09:30.414887] C [rpc-clnt-ping.c:165:rpc_clnt_ping_timer_expired] 0-data-01-client-0: server 10.234.240.57:49153
has not responded in the last 60 seconds, disconnecting.


==== Volume Heal info output:
....
<gfid:e2d18ab9-a607-499d-babf-8fdaa90dd0bb> 
<gfid:199ba193-0788-4e3b-8951-26f0841c7e45> 
<gfid:77e2401a-2b98-4713-99b3-444bff26a222> 
<gfid:aa47948d-cd91-4d70-941d-21342d4acf06> 
<gfid:ef1f3a4f-6c7b-4741-a846-e8e78174369a> 
<gfid:38856f67-d776-4000-ab42-e548a0ab5f09> 
<gfid:7aa8f688-a53b-4962-81da-ffe5c45ac025> 
<gfid:b9d4bef4-bdee-45dc-bac5-85fdb45f6f41> 
<gfid:ba930fd2-3f46-4c32-99f4-6b6f344b649b> 
<gfid:4d6b8109-cf72-4837-bc48-45158785227a> 
<gfid:62025fc2-e011-4ce0-a3bb-2815bceaaac4> 
Number of entries: 853

Could you please advise.

Thanks.

Comment 22 Atin Mukherjee 2015-12-23 09:49:24 UTC

Is the crash from glusterd or brick process?
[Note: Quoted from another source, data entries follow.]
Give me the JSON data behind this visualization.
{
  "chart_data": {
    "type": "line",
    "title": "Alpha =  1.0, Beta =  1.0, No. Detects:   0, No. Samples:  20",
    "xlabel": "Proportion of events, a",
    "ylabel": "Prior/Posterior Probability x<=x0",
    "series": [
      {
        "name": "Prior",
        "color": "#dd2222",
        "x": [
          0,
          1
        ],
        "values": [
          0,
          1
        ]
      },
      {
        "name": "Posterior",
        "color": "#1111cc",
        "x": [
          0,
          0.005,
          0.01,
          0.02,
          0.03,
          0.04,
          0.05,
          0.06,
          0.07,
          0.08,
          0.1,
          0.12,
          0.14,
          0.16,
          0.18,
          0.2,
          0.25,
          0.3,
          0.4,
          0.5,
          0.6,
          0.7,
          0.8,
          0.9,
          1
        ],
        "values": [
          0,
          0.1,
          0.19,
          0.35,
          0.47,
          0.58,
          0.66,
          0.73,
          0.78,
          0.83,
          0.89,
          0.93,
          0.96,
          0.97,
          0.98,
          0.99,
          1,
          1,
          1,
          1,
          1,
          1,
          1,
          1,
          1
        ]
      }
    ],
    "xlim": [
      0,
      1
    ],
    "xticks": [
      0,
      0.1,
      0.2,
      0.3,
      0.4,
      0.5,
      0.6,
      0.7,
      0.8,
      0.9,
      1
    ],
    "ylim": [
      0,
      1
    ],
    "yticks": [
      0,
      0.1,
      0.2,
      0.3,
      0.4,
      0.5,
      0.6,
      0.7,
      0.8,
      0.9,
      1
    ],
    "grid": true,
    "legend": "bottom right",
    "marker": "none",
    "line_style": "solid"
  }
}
Comment 23 florian.leduc 2015-12-23 10:26:33 UTC

Hello Atin,

I'd say the brick process but I have the feeling that ping-timeout set to 0 may be related to those crashes/timeouts.

What do you suggest ? keep feeding this thread or opening a new one ?

Comment 24 Atin Mukherjee 2015-12-23 11:28:41 UTC

(In reply to florian.leduc from comment #23)
> Hello Atin,
> 
> I'd say the brick process but I have the feeling that ping-timeout set to 0
> may be related to those crashes/timeouts.
I don't think ping timeout will contribute to it.
> 
> What do you suggest ? keep feeding this thread or opening a new one ?
I highly recommend of opening a new bug for this as otherwise it will be misleading since this bug talks about a crash in glusterd process.

Comment 25 Atin Mukherjee 2016-06-22 05:06:53 UTC

Since I've not received any further details around this bug, I am closing it right now, feel free to reopen if the issue persists.